The devil is cunning. He sizes up his opponents and varies his attacks, deceptions, and ploys accordingly. Sometimes, he comes like a roaring lion in all his depravity and wickedness. At other times, he comes more subtly, disguising himself as an angel of light.

And because he attacks in various ways, it’s good for us to be familiar with his tactics. Writing to the believers in Corinth, the apostle Paul said, “And when I forgive whatever needs to be forgiven, I do so with Christ’s authority for your benefit, so that Satan will not outsmart us. For we are familiar with his evil schemes” (2 Corinthians 2:10–11 NLT).

Jesus told a parable in which He exposed one of the ways that Satan works, which is through imitation. Specifically, it’s one of the ways he will work in the end times.

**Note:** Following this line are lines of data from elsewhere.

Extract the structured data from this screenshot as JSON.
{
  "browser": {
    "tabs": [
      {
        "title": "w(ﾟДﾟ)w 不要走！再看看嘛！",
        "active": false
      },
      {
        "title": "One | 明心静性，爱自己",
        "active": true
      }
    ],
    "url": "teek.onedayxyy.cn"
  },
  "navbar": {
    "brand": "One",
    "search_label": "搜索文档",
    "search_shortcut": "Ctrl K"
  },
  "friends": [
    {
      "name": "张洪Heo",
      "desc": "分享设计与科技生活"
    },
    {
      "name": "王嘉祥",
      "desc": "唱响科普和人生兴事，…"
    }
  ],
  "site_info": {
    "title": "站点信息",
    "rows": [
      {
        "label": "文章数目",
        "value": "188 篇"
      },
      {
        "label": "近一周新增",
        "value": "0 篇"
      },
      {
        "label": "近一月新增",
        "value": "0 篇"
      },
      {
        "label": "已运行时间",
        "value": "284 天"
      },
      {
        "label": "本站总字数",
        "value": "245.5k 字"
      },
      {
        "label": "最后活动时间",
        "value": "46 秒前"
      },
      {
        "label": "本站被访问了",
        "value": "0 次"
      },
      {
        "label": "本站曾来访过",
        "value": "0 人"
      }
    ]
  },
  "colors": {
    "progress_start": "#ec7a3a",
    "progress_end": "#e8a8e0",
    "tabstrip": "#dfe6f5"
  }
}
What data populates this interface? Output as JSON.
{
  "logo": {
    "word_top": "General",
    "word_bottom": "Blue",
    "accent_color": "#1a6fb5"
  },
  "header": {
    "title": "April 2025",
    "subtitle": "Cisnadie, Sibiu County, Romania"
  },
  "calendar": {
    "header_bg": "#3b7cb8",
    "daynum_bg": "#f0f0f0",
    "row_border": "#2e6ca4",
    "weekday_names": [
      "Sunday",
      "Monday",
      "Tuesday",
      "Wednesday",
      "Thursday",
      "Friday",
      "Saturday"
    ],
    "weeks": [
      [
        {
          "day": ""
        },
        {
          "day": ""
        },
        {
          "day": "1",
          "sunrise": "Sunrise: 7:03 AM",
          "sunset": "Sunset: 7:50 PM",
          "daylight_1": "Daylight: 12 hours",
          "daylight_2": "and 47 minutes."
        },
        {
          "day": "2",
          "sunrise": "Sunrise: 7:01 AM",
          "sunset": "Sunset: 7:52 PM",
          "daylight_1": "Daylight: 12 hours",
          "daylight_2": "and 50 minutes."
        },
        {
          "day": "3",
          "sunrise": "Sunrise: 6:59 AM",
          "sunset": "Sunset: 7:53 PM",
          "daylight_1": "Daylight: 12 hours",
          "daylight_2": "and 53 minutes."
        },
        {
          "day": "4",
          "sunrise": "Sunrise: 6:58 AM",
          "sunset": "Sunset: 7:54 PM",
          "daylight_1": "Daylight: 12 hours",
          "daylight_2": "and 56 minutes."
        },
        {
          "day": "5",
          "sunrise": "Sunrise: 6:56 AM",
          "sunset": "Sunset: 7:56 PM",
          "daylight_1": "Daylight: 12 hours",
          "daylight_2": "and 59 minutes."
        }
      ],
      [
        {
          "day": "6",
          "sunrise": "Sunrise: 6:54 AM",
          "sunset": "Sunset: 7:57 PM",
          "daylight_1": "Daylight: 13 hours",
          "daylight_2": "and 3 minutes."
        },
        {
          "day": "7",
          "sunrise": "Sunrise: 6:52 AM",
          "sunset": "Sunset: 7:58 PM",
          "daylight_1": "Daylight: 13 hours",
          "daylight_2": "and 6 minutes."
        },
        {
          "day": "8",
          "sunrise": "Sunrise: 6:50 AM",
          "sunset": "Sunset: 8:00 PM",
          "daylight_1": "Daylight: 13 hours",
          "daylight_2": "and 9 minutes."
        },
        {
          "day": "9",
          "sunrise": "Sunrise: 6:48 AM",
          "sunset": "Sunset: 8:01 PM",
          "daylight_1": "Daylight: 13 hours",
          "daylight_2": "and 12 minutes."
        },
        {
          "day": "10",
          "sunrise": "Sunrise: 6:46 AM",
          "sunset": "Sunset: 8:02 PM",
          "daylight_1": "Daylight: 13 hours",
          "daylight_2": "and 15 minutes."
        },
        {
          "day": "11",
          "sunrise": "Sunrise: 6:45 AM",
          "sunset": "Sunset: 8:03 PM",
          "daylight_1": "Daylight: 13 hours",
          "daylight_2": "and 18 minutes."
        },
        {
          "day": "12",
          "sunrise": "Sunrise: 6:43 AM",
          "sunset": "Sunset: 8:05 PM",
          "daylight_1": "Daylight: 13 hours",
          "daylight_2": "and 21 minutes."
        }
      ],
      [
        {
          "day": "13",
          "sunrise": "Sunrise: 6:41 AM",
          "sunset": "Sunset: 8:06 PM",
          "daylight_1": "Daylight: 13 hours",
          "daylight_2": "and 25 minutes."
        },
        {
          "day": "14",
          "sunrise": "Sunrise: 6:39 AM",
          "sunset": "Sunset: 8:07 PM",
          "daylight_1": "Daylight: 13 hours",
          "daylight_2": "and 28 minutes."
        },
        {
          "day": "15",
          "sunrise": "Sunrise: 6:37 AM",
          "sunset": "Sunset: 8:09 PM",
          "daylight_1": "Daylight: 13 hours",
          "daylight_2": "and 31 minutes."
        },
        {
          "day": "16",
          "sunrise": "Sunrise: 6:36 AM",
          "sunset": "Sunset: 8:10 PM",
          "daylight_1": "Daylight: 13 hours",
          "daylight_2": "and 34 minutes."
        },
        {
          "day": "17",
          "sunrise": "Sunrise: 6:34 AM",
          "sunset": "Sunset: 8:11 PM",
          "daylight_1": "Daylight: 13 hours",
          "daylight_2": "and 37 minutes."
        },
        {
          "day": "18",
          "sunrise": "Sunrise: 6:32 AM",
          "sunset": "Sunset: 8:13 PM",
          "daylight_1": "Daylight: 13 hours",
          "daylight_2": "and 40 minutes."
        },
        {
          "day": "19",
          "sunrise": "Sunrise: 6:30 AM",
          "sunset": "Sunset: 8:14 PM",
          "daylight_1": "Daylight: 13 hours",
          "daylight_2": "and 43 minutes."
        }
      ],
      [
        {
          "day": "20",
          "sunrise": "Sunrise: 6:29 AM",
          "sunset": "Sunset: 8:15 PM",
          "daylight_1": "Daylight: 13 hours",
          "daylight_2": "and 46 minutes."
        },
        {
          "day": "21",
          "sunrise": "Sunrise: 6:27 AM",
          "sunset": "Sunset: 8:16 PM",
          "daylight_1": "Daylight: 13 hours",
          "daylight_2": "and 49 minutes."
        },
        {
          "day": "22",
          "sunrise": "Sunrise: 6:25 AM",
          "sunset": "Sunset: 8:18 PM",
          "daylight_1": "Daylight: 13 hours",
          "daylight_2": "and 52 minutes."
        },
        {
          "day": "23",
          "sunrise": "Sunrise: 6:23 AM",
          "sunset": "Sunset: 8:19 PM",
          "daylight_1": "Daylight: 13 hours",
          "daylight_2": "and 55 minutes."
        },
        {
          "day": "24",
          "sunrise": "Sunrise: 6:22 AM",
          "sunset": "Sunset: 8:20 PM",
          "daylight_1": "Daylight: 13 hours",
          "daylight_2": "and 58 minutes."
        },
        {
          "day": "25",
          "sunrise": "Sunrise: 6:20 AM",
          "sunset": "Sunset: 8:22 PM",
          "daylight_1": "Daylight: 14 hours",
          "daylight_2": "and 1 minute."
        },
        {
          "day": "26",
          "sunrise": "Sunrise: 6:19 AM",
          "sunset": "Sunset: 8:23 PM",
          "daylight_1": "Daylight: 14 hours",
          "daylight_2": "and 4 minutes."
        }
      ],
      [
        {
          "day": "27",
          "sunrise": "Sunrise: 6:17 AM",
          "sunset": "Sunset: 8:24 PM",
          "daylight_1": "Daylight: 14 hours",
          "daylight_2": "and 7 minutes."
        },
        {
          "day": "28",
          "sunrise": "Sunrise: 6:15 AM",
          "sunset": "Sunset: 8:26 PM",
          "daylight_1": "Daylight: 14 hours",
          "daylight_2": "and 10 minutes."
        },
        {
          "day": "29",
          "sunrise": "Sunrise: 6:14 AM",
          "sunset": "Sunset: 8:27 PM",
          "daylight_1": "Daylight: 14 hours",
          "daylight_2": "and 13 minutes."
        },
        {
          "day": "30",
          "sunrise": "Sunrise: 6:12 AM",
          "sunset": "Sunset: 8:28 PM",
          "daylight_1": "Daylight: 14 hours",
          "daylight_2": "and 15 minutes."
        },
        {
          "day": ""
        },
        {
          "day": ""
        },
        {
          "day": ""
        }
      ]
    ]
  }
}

In this story, which we call the parable of the wheat and the weeds, we see two plantings. First, a farmer goes out and sows seed in his field, hoping for a good crop. But then something quite unexpected, even dastardly, happens. The farmer’s enemy plants bad seed right next to the good seed the farmer just sowed. And the purpose is to uproot the good seed.

The word Jesus used for “weed” was also known as the darnel seed. It initially looks like wheat. But it is not until the plant is fully grown that you realize it isn’t wheat at all. This was a common crime back in those days. A competitor would sow weeds so that someone else’s crop would be worth less and theirs would be worth more.

In fact, it was such a problem that a specific law against it was on the books. This illustration was something that Jesus’ listeners would have understood immediately.

But what does it have to do with us today? Jesus went on to explain, “The Son of Man is the farmer who plants the good seed. The field is the world, and the good seed represents the people of the Kingdom. The weeds are the people who belong to the evil one. The enemy who planted the weeds among the wheat is the devil” (Matthew 13:37–39 NLT).

God is calling us believers not to isolate but to infiltrate, to influence. Of course, we don’t want to be influenced in a bad way. But how about influencing the world around us in a good way? God has put His people in the culture to influence it and make a difference.